Come grida, sempre e comunque, di nuovo noncurante del fatto che tu glielo stia chiedendo, il suo credo politico:
– Ci sarà un motivo se Dio ci ha fatto il cuore a sinistra! Dalla destra scaturiscono solo guai. Con che piede usi l’acceleratore, o il freno? Con che mano firmi le cambiali?
…e poi c’è Mario. I miei ricordi di bambina dipingono Mario come un omone dalla voce squillante, alto, moro, accentratore di attenzioni. Ogni estate tornava dalla Francia dove si era definitivamente trasferito anni prima. Lo ricordo gioviale, chiacchierone, carismatico. Aveva un fratello che tutti mi raccontano essere stato più mite, umile, invisibile. Orfani di guerra, erano sopravvissuti negli anni Quaranta in una stanza che era appartenuta alla famiglia di mia madre. Poco cibo, poco spazio, molta miseria. Erano così poveri che ogni volta che loro zia li mandava allo spaccio a comperare il tonno all’etto, la loro principale occupazione era di farselo confezionare con abbondante olio: li avrebbe consolati intingere in quell’olio quel poco pane raffermo che era rimasto nella credenza. Il “privilegio” di essere orfano aveva procurato a Mario un posto in un collegio di serie B, dove tutto risultava di seconda categoria rispetto ai collegi di serie A destinati ai figli dei ricchi, vivi. Mario soffrì per anni il freddo di coperte meno calde e la fame di piatti più vuoti, finché emigrò in Francia. Da lì ogni estate ritorna e porta racconti di matrimoni falliti, di nipoti in fin di vita, di cultura sconosciuta. La figura che ho in mente ora non è più così austera come quella dei miei ricordi e la sua voce non tuona più come una volta. I suoi capelli sono bianchi e la sua altezza è sminuita da una schiena sempre più curva. Continua tuttavia a catturare l’attenzione di chi lo ascolta. Si esprime con un linguaggio molto corretto, parla lentamente e ti ascolta silenzioso. Se è impegnato in qualche faccenda domestica esegue il tutto attento che il rumore che provoca non copra le tue parole e non gli impedisca di ascoltarti. Se lo incontri lungo la via incrocia le braccia dietro la schiena e dall’alto ti osserva. A volte sembra non esserci, altre volte ti dice qualcosa ricordandoti che c’è. Sorride se ti sta contraddicendo, gesticola ampio quando si sta spiegando. Racconta dei suoi peccati e sviscera le sue sofferenze. Credo che, come molti emigranti, viva nel limbo tra un paese che lo ha visto bambino e un altro che gli ha dato il sostentamento economico, ma se penso che il primo è Villachiara e il secondo è la Francia, mi piace pensare che se qualcuno in quella terra straniera lo ha amato, ha amato anche un pezzo di Villachiara.

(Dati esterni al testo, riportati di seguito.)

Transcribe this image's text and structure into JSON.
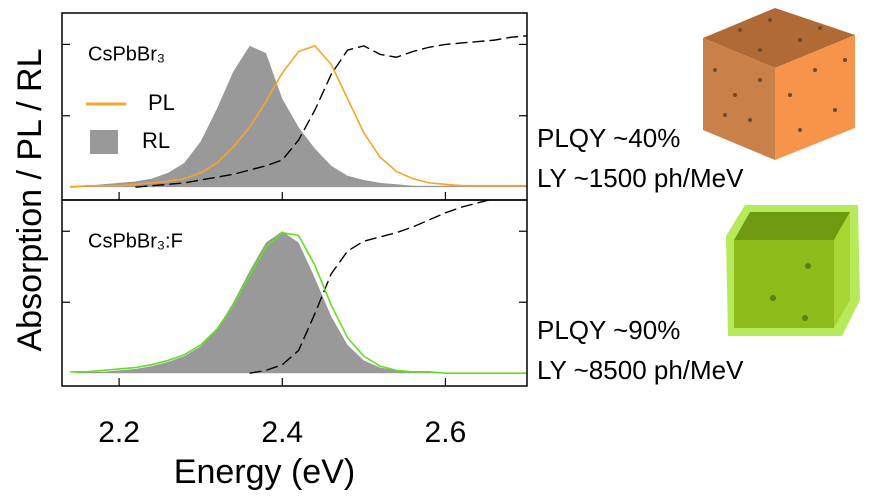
{
  "chart_data": [
    {
      "type": "line",
      "label": "CsPbBr₃",
      "ylabel": "Absorption / PL / RL",
      "legend": true,
      "annotations": [
        {
          "text": "PLQY ~40%",
          "color": "#b8733f"
        },
        {
          "text": "LY ~1500 ph/MeV",
          "color": "#b8733f"
        }
      ],
      "xlim": [
        2.13,
        2.7
      ],
      "xticks": [
        2.2,
        2.4,
        2.6
      ],
      "ylim": [
        -0.09,
        1.22
      ],
      "yticks": [
        0.5,
        1
      ],
      "x": [
        2.14,
        2.16,
        2.18,
        2.2,
        2.22,
        2.24,
        2.26,
        2.28,
        2.3,
        2.32,
        2.34,
        2.36,
        2.38,
        2.4,
        2.42,
        2.44,
        2.46,
        2.48,
        2.5,
        2.52,
        2.54,
        2.56,
        2.58,
        2.6,
        2.62,
        2.64,
        2.66,
        2.68,
        2.7
      ],
      "series": [
        {
          "name": "RL",
          "style": "area",
          "color": "#999999",
          "values": [
            0.01,
            0.01,
            0.02,
            0.03,
            0.04,
            0.06,
            0.1,
            0.17,
            0.32,
            0.55,
            0.81,
            0.99,
            0.94,
            0.62,
            0.42,
            0.27,
            0.15,
            0.08,
            0.05,
            0.03,
            0.02,
            0.01,
            0.01,
            0.01,
            0.01,
            0.01,
            0.01,
            0.01,
            0.01
          ]
        },
        {
          "style": "dashed",
          "color": "#000000",
          "values": [
            null,
            null,
            null,
            null,
            0,
            0.01,
            0.02,
            0.03,
            0.05,
            0.07,
            0.09,
            0.12,
            0.15,
            0.19,
            0.33,
            0.54,
            0.79,
            0.96,
            0.99,
            0.93,
            0.91,
            0.95,
            0.98,
            1,
            1.01,
            1.02,
            1.03,
            1.05,
            1.06
          ]
        },
        {
          "name": "PL",
          "style": "line",
          "color": "#f5a52a",
          "values": [
            0,
            0.01,
            0.01,
            0.01,
            0.02,
            0.03,
            0.04,
            0.06,
            0.1,
            0.17,
            0.28,
            0.42,
            0.6,
            0.8,
            0.95,
            0.99,
            0.86,
            0.62,
            0.38,
            0.21,
            0.11,
            0.06,
            0.03,
            0.02,
            0.01,
            0.01,
            0.01,
            0.01,
            0.01
          ]
        }
      ]
    },
    {
      "type": "line",
      "label": "CsPbBr₃:F",
      "xlabel": "Energy (eV)",
      "annotations": [
        {
          "text": "PLQY ~90%",
          "color": "#7aab1e"
        },
        {
          "text": "LY ~8500 ph/MeV",
          "color": "#7aab1e"
        }
      ],
      "xlim": [
        2.13,
        2.7
      ],
      "xticks": [
        2.2,
        2.4,
        2.6
      ],
      "ylim": [
        -0.09,
        1.22
      ],
      "yticks": [
        0.5,
        1
      ],
      "x": [
        2.14,
        2.16,
        2.18,
        2.2,
        2.22,
        2.24,
        2.26,
        2.28,
        2.3,
        2.32,
        2.34,
        2.36,
        2.38,
        2.4,
        2.42,
        2.44,
        2.46,
        2.48,
        2.5,
        2.52,
        2.54,
        2.56,
        2.58,
        2.6,
        2.62,
        2.64,
        2.66,
        2.68,
        2.7
      ],
      "series": [
        {
          "style": "area",
          "color": "#999999",
          "values": [
            0,
            0.01,
            0.01,
            0.02,
            0.03,
            0.05,
            0.08,
            0.12,
            0.19,
            0.31,
            0.5,
            0.72,
            0.92,
            1,
            0.92,
            0.67,
            0.4,
            0.2,
            0.09,
            0.04,
            0.02,
            0.01,
            0.01,
            0,
            0,
            0,
            0,
            0,
            0
          ]
        },
        {
          "style": "dashed",
          "color": "#000000",
          "values": [
            null,
            null,
            null,
            null,
            null,
            null,
            null,
            null,
            null,
            null,
            null,
            0,
            0.02,
            0.06,
            0.16,
            0.42,
            0.7,
            0.86,
            0.93,
            0.96,
            0.99,
            1.03,
            1.08,
            1.13,
            1.17,
            1.2,
            1.23,
            1.26,
            1.28
          ]
        },
        {
          "style": "line",
          "color": "#66dd22",
          "values": [
            0.01,
            0.01,
            0.02,
            0.03,
            0.04,
            0.06,
            0.09,
            0.13,
            0.2,
            0.31,
            0.48,
            0.69,
            0.89,
            0.99,
            0.97,
            0.76,
            0.48,
            0.25,
            0.12,
            0.05,
            0.02,
            0.01,
            0.01,
            0,
            0,
            0,
            0,
            0,
            0
          ]
        }
      ]
    }
  ]
}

Prima di tutti loro ecco Brigida, che mi ha seguito fino a qui, che da tre anni fa da collante tra ciò che mi sono lasciata alle spalle e ciò che tento di ricostruire. Mi sento legata a questa donna come lo sguardo di un cane fisso negli occhi del padrone, come un cucciolo felino ai seni di mamma gatta, come un commesso viaggiatore in terra straniera quando sente l’annuncio nella sua lingua madre provenire dall’altoparlante di un aeroporto.
Non mi ha lasciato scappare Brigida, ha nascosto le forbici per il taglio del nastro al primo varo e non ha mai allentato le redini. Fortunatamente. Disgraziatamente. Perché dopo tutto questo tempo non sono ancora riuscita a dimenticare.